Pourquoi la Chine retire les véhicules électriques de ses industries stratégiques
A. Krivonosov
La Chine écarte les véhicules électriques de son plan quinquennal 2026–2030: surcapacité, guerre des prix et recentrage vers quantique, hydrogène et fusion.
Pour la première fois en dix ans, la Chine retire les véhicules électriques de la liste des industries stratégiques dans le nouveau plan quinquennal 2026–2030. Cette inflexion s’explique par la surproduction et une concurrence féroce dans un secteur longtemps érigé en vitrine de la politique industrielle.

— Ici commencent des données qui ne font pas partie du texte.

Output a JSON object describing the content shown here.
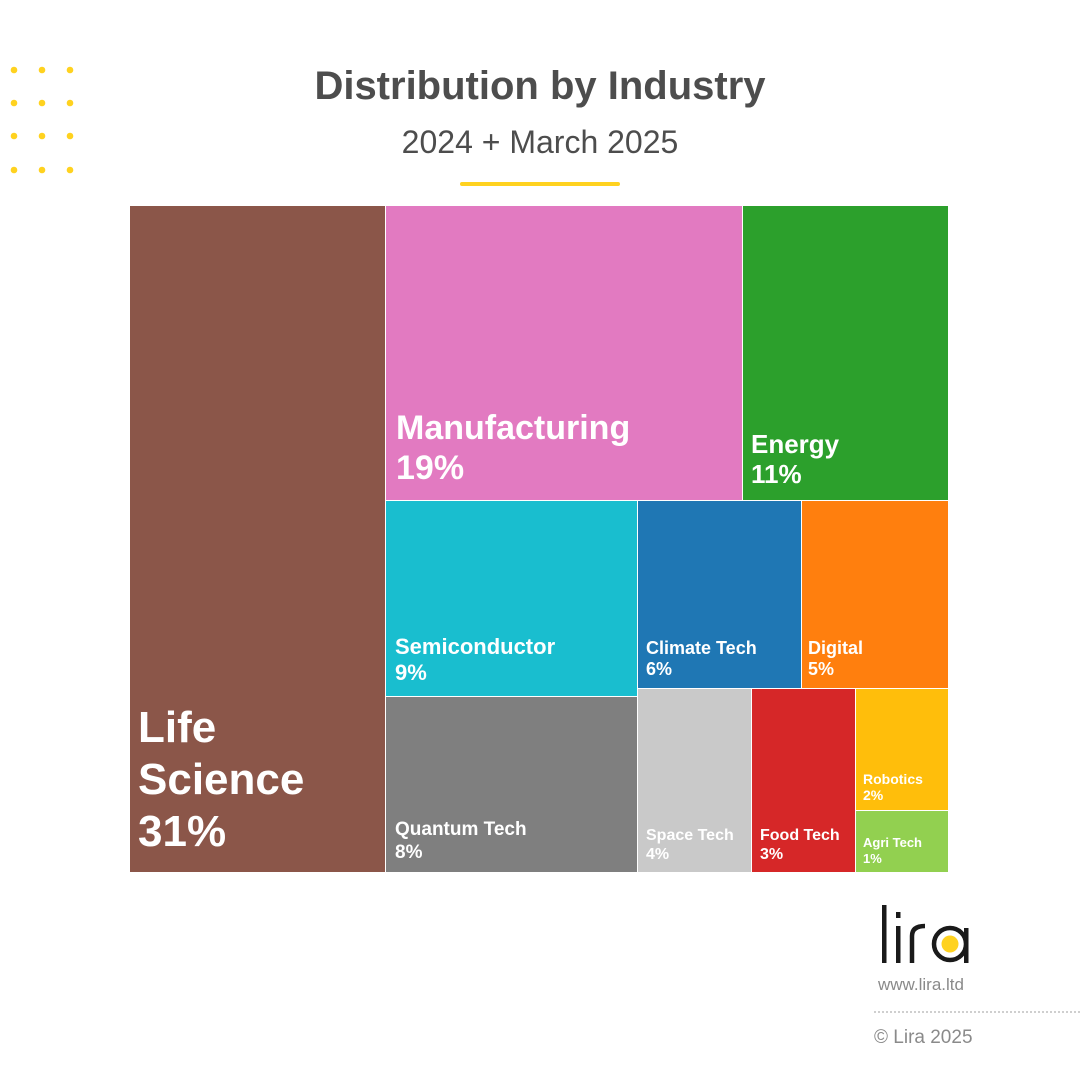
{
  "header": {
    "title": "Distribution by Industry",
    "subtitle": "2024 + March 2025",
    "accent_color": "#ffd21f"
  },
  "chart_data": {
    "type": "treemap",
    "title": "Distribution by Industry",
    "subtitle": "2024 + March 2025",
    "unit": "%",
    "categories": [
      "Life Science",
      "Manufacturing",
      "Energy",
      "Semiconductor",
      "Climate Tech",
      "Digital",
      "Quantum Tech",
      "Space Tech",
      "Food Tech",
      "Robotics",
      "Agri Tech"
    ],
    "values": [
      31,
      19,
      11,
      9,
      6,
      5,
      8,
      4,
      3,
      2,
      1
    ],
    "labels": [
      "31%",
      "19%",
      "11%",
      "9%",
      "6%",
      "5%",
      "8%",
      "4%",
      "3%",
      "2%",
      "1%"
    ],
    "colors": [
      "#8b5649",
      "#e27ac1",
      "#2ca02c",
      "#19becf",
      "#1f77b4",
      "#ff7f0e",
      "#7f7f7f",
      "#c9c9c9",
      "#d62728",
      "#ffbe0b",
      "#92d050"
    ]
  },
  "branding": {
    "logo_text": "lira",
    "website": "www.lira.ltd",
    "copyright": "© Lira 2025",
    "logo_accent": "#ffd21f",
    "logo_color": "#1a1a1a"
  }
}
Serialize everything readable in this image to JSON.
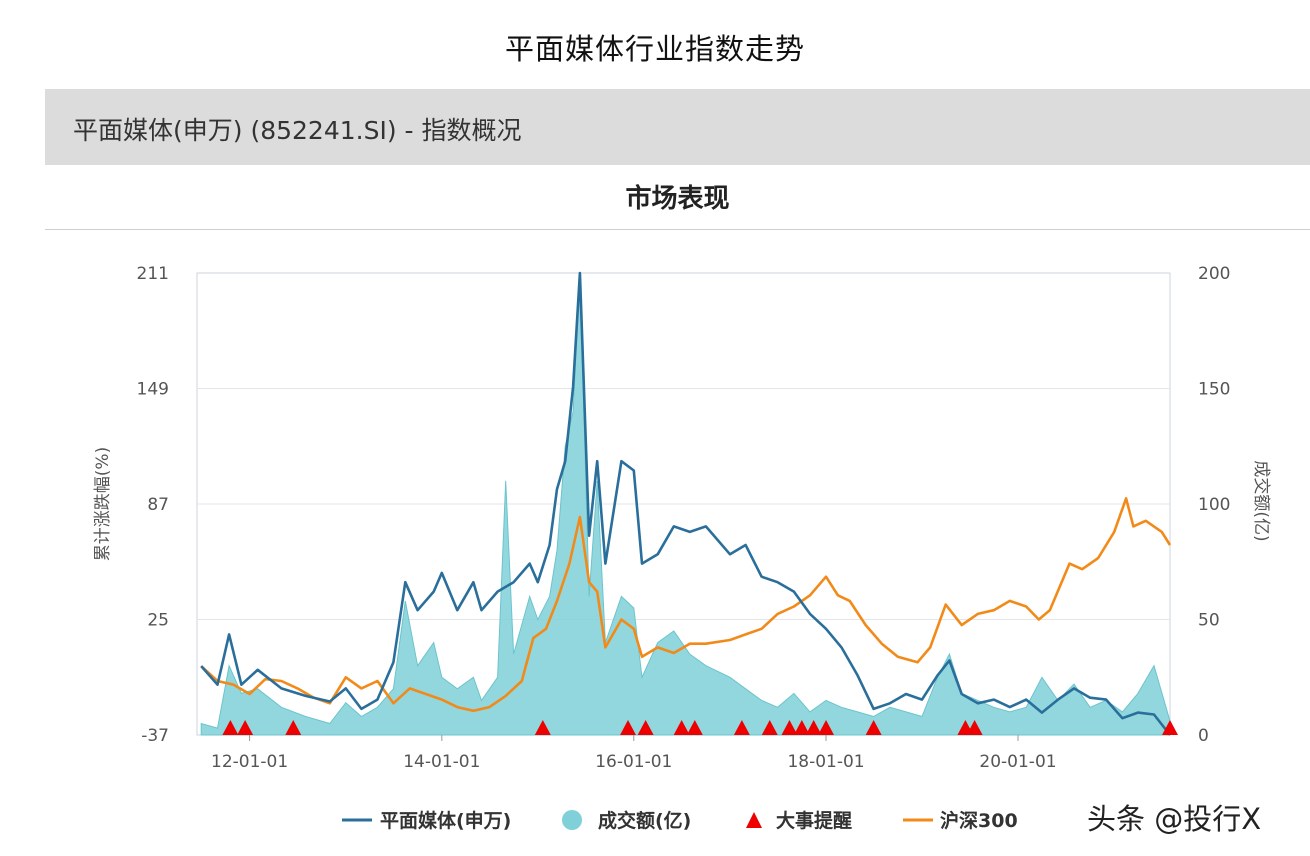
{
  "page_title": "平面媒体行业指数走势",
  "header": {
    "title": "平面媒体(申万) (852241.SI) - 指数概况"
  },
  "section": {
    "title": "市场表现"
  },
  "watermark": "头条 @投行X",
  "colors": {
    "index": "#2a6f9b",
    "volume": "#7fd0d8",
    "event": "#ee0000",
    "hs300": "#f28a1a",
    "grid": "#e3e6ea"
  },
  "chart_data": {
    "type": "line",
    "title": "市场表现",
    "ylabel": "累计涨跌幅(%)",
    "y2label": "成交额(亿)",
    "ylim": [
      -37,
      211
    ],
    "y2lim": [
      0,
      200
    ],
    "yticks": [
      "211",
      "149",
      "87",
      "25",
      "-37"
    ],
    "y2ticks": [
      "200",
      "150",
      "100",
      "50",
      "0"
    ],
    "xticks": [
      "12-01-01",
      "14-01-01",
      "16-01-01",
      "18-01-01",
      "20-01-01"
    ],
    "xtick_dates": [
      "2012-01-01",
      "2014-01-01",
      "2016-01-01",
      "2018-01-01",
      "2020-01-01"
    ],
    "legend": [
      "平面媒体(申万)",
      "成交额(亿)",
      "大事提醒",
      "沪深300"
    ],
    "legend_position": "bottom",
    "series": [
      {
        "name": "平面媒体(申万)",
        "axis": "left",
        "points": [
          [
            "2011-07-01",
            0
          ],
          [
            "2011-09-01",
            -10
          ],
          [
            "2011-10-15",
            17
          ],
          [
            "2011-12-01",
            -10
          ],
          [
            "2012-02-01",
            -2
          ],
          [
            "2012-05-01",
            -12
          ],
          [
            "2012-08-01",
            -16
          ],
          [
            "2012-11-01",
            -19
          ],
          [
            "2013-01-01",
            -12
          ],
          [
            "2013-03-01",
            -23
          ],
          [
            "2013-05-01",
            -18
          ],
          [
            "2013-07-01",
            2
          ],
          [
            "2013-08-15",
            45
          ],
          [
            "2013-10-01",
            30
          ],
          [
            "2013-12-01",
            40
          ],
          [
            "2014-01-01",
            50
          ],
          [
            "2014-03-01",
            30
          ],
          [
            "2014-05-01",
            45
          ],
          [
            "2014-06-01",
            30
          ],
          [
            "2014-08-01",
            40
          ],
          [
            "2014-10-01",
            45
          ],
          [
            "2014-12-01",
            55
          ],
          [
            "2015-01-01",
            45
          ],
          [
            "2015-02-15",
            65
          ],
          [
            "2015-03-15",
            95
          ],
          [
            "2015-04-15",
            110
          ],
          [
            "2015-05-15",
            150
          ],
          [
            "2015-06-10",
            211
          ],
          [
            "2015-07-15",
            70
          ],
          [
            "2015-08-15",
            110
          ],
          [
            "2015-09-15",
            55
          ],
          [
            "2015-11-15",
            110
          ],
          [
            "2016-01-01",
            105
          ],
          [
            "2016-02-01",
            55
          ],
          [
            "2016-04-01",
            60
          ],
          [
            "2016-06-01",
            75
          ],
          [
            "2016-08-01",
            72
          ],
          [
            "2016-10-01",
            75
          ],
          [
            "2017-01-01",
            60
          ],
          [
            "2017-03-01",
            65
          ],
          [
            "2017-05-01",
            48
          ],
          [
            "2017-07-01",
            45
          ],
          [
            "2017-09-01",
            40
          ],
          [
            "2017-11-01",
            28
          ],
          [
            "2018-01-01",
            20
          ],
          [
            "2018-03-01",
            10
          ],
          [
            "2018-05-01",
            -5
          ],
          [
            "2018-07-01",
            -23
          ],
          [
            "2018-09-01",
            -20
          ],
          [
            "2018-11-01",
            -15
          ],
          [
            "2019-01-01",
            -18
          ],
          [
            "2019-03-01",
            -5
          ],
          [
            "2019-04-15",
            3
          ],
          [
            "2019-06-01",
            -15
          ],
          [
            "2019-08-01",
            -20
          ],
          [
            "2019-10-01",
            -18
          ],
          [
            "2019-12-01",
            -22
          ],
          [
            "2020-02-01",
            -18
          ],
          [
            "2020-04-01",
            -25
          ],
          [
            "2020-06-01",
            -18
          ],
          [
            "2020-08-01",
            -12
          ],
          [
            "2020-10-01",
            -17
          ],
          [
            "2020-12-01",
            -18
          ],
          [
            "2021-02-01",
            -28
          ],
          [
            "2021-04-01",
            -25
          ],
          [
            "2021-06-01",
            -26
          ],
          [
            "2021-08-01",
            -37
          ]
        ]
      },
      {
        "name": "沪深300",
        "axis": "left",
        "points": [
          [
            "2011-07-01",
            0
          ],
          [
            "2011-09-01",
            -8
          ],
          [
            "2011-11-01",
            -10
          ],
          [
            "2012-01-01",
            -15
          ],
          [
            "2012-03-01",
            -7
          ],
          [
            "2012-05-01",
            -8
          ],
          [
            "2012-07-01",
            -12
          ],
          [
            "2012-09-01",
            -17
          ],
          [
            "2012-11-01",
            -20
          ],
          [
            "2013-01-01",
            -6
          ],
          [
            "2013-03-01",
            -12
          ],
          [
            "2013-05-01",
            -8
          ],
          [
            "2013-07-01",
            -20
          ],
          [
            "2013-09-01",
            -12
          ],
          [
            "2013-11-01",
            -15
          ],
          [
            "2014-01-01",
            -18
          ],
          [
            "2014-03-01",
            -22
          ],
          [
            "2014-05-01",
            -24
          ],
          [
            "2014-07-01",
            -22
          ],
          [
            "2014-09-01",
            -16
          ],
          [
            "2014-11-01",
            -8
          ],
          [
            "2014-12-15",
            15
          ],
          [
            "2015-02-01",
            20
          ],
          [
            "2015-03-15",
            35
          ],
          [
            "2015-05-01",
            55
          ],
          [
            "2015-06-10",
            80
          ],
          [
            "2015-07-15",
            45
          ],
          [
            "2015-08-15",
            40
          ],
          [
            "2015-09-15",
            10
          ],
          [
            "2015-11-15",
            25
          ],
          [
            "2016-01-01",
            20
          ],
          [
            "2016-02-01",
            5
          ],
          [
            "2016-04-01",
            10
          ],
          [
            "2016-06-01",
            7
          ],
          [
            "2016-08-01",
            12
          ],
          [
            "2016-10-01",
            12
          ],
          [
            "2017-01-01",
            14
          ],
          [
            "2017-03-01",
            17
          ],
          [
            "2017-05-01",
            20
          ],
          [
            "2017-07-01",
            28
          ],
          [
            "2017-09-01",
            32
          ],
          [
            "2017-11-01",
            38
          ],
          [
            "2018-01-01",
            48
          ],
          [
            "2018-02-15",
            38
          ],
          [
            "2018-04-01",
            35
          ],
          [
            "2018-06-01",
            22
          ],
          [
            "2018-08-01",
            12
          ],
          [
            "2018-10-01",
            5
          ],
          [
            "2018-12-15",
            2
          ],
          [
            "2019-02-01",
            10
          ],
          [
            "2019-04-01",
            33
          ],
          [
            "2019-06-01",
            22
          ],
          [
            "2019-08-01",
            28
          ],
          [
            "2019-10-01",
            30
          ],
          [
            "2019-12-01",
            35
          ],
          [
            "2020-02-01",
            32
          ],
          [
            "2020-03-20",
            25
          ],
          [
            "2020-05-01",
            30
          ],
          [
            "2020-07-15",
            55
          ],
          [
            "2020-09-01",
            52
          ],
          [
            "2020-11-01",
            58
          ],
          [
            "2021-01-01",
            72
          ],
          [
            "2021-02-15",
            90
          ],
          [
            "2021-03-15",
            75
          ],
          [
            "2021-05-01",
            78
          ],
          [
            "2021-07-01",
            72
          ],
          [
            "2021-08-01",
            65
          ]
        ]
      },
      {
        "name": "成交额(亿)",
        "axis": "right",
        "type": "area",
        "points": [
          [
            "2011-07-01",
            5
          ],
          [
            "2011-09-01",
            3
          ],
          [
            "2011-10-15",
            30
          ],
          [
            "2011-12-01",
            18
          ],
          [
            "2012-02-01",
            20
          ],
          [
            "2012-05-01",
            12
          ],
          [
            "2012-08-01",
            8
          ],
          [
            "2012-11-01",
            5
          ],
          [
            "2013-01-01",
            14
          ],
          [
            "2013-03-01",
            8
          ],
          [
            "2013-05-01",
            12
          ],
          [
            "2013-07-01",
            20
          ],
          [
            "2013-08-15",
            58
          ],
          [
            "2013-10-01",
            30
          ],
          [
            "2013-12-01",
            40
          ],
          [
            "2014-01-01",
            25
          ],
          [
            "2014-03-01",
            20
          ],
          [
            "2014-05-01",
            25
          ],
          [
            "2014-06-01",
            15
          ],
          [
            "2014-08-01",
            25
          ],
          [
            "2014-09-01",
            110
          ],
          [
            "2014-10-01",
            35
          ],
          [
            "2014-12-01",
            60
          ],
          [
            "2015-01-01",
            50
          ],
          [
            "2015-02-15",
            60
          ],
          [
            "2015-03-15",
            80
          ],
          [
            "2015-04-15",
            125
          ],
          [
            "2015-05-15",
            140
          ],
          [
            "2015-06-10",
            200
          ],
          [
            "2015-07-15",
            60
          ],
          [
            "2015-08-15",
            110
          ],
          [
            "2015-09-15",
            40
          ],
          [
            "2015-11-15",
            60
          ],
          [
            "2016-01-01",
            55
          ],
          [
            "2016-02-01",
            25
          ],
          [
            "2016-04-01",
            40
          ],
          [
            "2016-06-01",
            45
          ],
          [
            "2016-08-01",
            35
          ],
          [
            "2016-10-01",
            30
          ],
          [
            "2017-01-01",
            25
          ],
          [
            "2017-03-01",
            20
          ],
          [
            "2017-05-01",
            15
          ],
          [
            "2017-07-01",
            12
          ],
          [
            "2017-09-01",
            18
          ],
          [
            "2017-11-01",
            10
          ],
          [
            "2018-01-01",
            15
          ],
          [
            "2018-03-01",
            12
          ],
          [
            "2018-05-01",
            10
          ],
          [
            "2018-07-01",
            8
          ],
          [
            "2018-09-01",
            12
          ],
          [
            "2018-11-01",
            10
          ],
          [
            "2019-01-01",
            8
          ],
          [
            "2019-03-01",
            25
          ],
          [
            "2019-04-15",
            35
          ],
          [
            "2019-06-01",
            18
          ],
          [
            "2019-08-01",
            15
          ],
          [
            "2019-10-01",
            12
          ],
          [
            "2019-12-01",
            10
          ],
          [
            "2020-02-01",
            12
          ],
          [
            "2020-04-01",
            25
          ],
          [
            "2020-06-01",
            15
          ],
          [
            "2020-08-01",
            22
          ],
          [
            "2020-10-01",
            12
          ],
          [
            "2020-12-01",
            15
          ],
          [
            "2021-02-01",
            10
          ],
          [
            "2021-04-01",
            18
          ],
          [
            "2021-06-01",
            30
          ],
          [
            "2021-08-01",
            6
          ]
        ]
      }
    ],
    "events": [
      "2011-10-20",
      "2011-12-15",
      "2012-06-15",
      "2015-01-20",
      "2015-12-10",
      "2016-02-15",
      "2016-07-01",
      "2016-08-20",
      "2017-02-15",
      "2017-06-01",
      "2017-08-15",
      "2017-10-01",
      "2017-11-15",
      "2018-01-01",
      "2018-07-01",
      "2019-06-15",
      "2019-07-20",
      "2021-08-01"
    ]
  }
}
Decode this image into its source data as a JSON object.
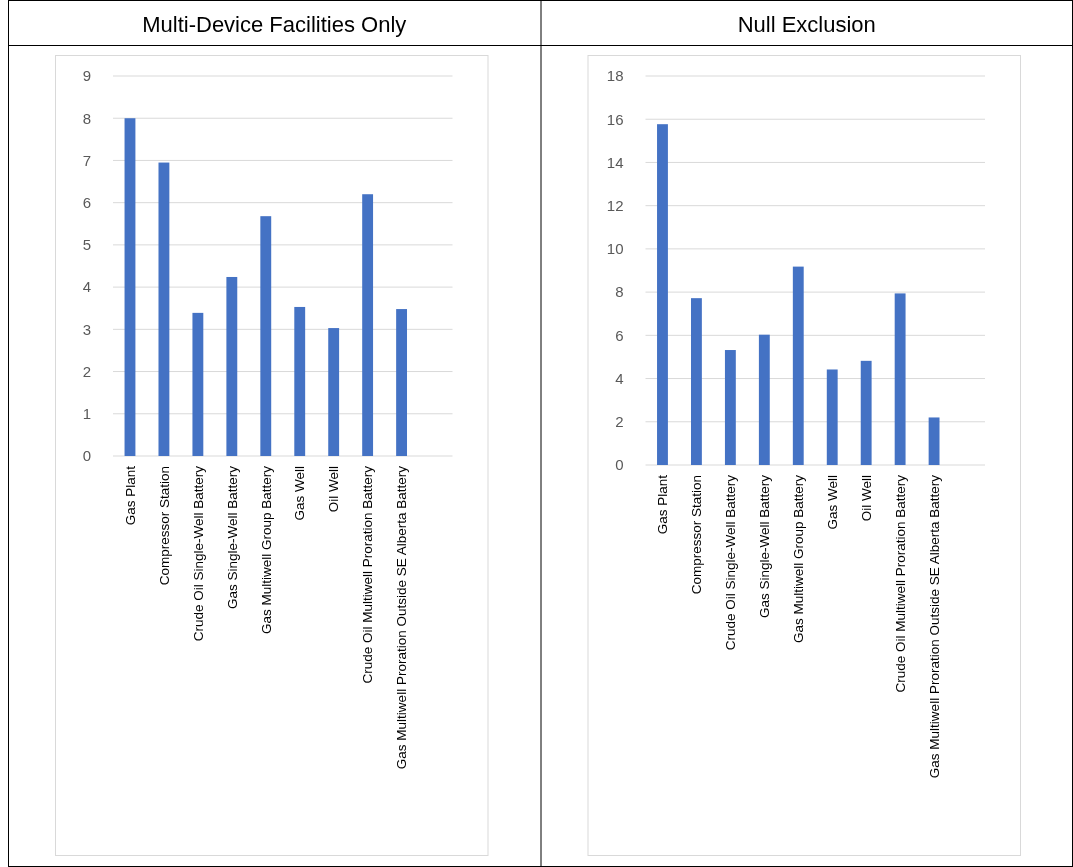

La catégorie des « nouvelles énergies » — qui englobe voitures électriques, hybrides et modèles à hydrogène — occupait le cœur des trois derniers plans. Portée par des milliards de subventions publiques, la Chine est devenue le plus grand marché mondial du VE et un pilier sur l’ensemble des chaînes de fabrication. Le cap change désormais.
Des éléments publiés par Xinhua fixent de nouvelles priorités: technologies quantiques, bioproduction, énergie hydrogène et fusion nucléaire. Le document appelle aussi à une approche mesurée et raisonnée des secteurs émergents, pour éviter des investissements dispersés.
Selon Xi Jinping, toutes les provinces ne devraient pas se précipiter pour lancer des projets en IA, en capacité de calcul ou dans les véhicules électriques. Le rappel intervient sur un marché en surchauffe: des dizaines de marques visent les mêmes clients, les prix reculent et les exportations se heurtent aux différends commerciaux avec l’Occident. Pour les constructeurs, le message est limpide: la consolidation et l’efficacité priment désormais sur l’augmentation des capacités à tout prix. Sur les chaînes comme dans les gammes, la course au volume cède logiquement la place à davantage de discipline industrielle.
La version complète du quinzième plan sera dévoilée en mars 2026, mais les signaux indiquent déjà que l’essor des VE en Chine quitte sa phase de croissance effrénée. Cela ressemble moins à un recul qu’à un recentrage.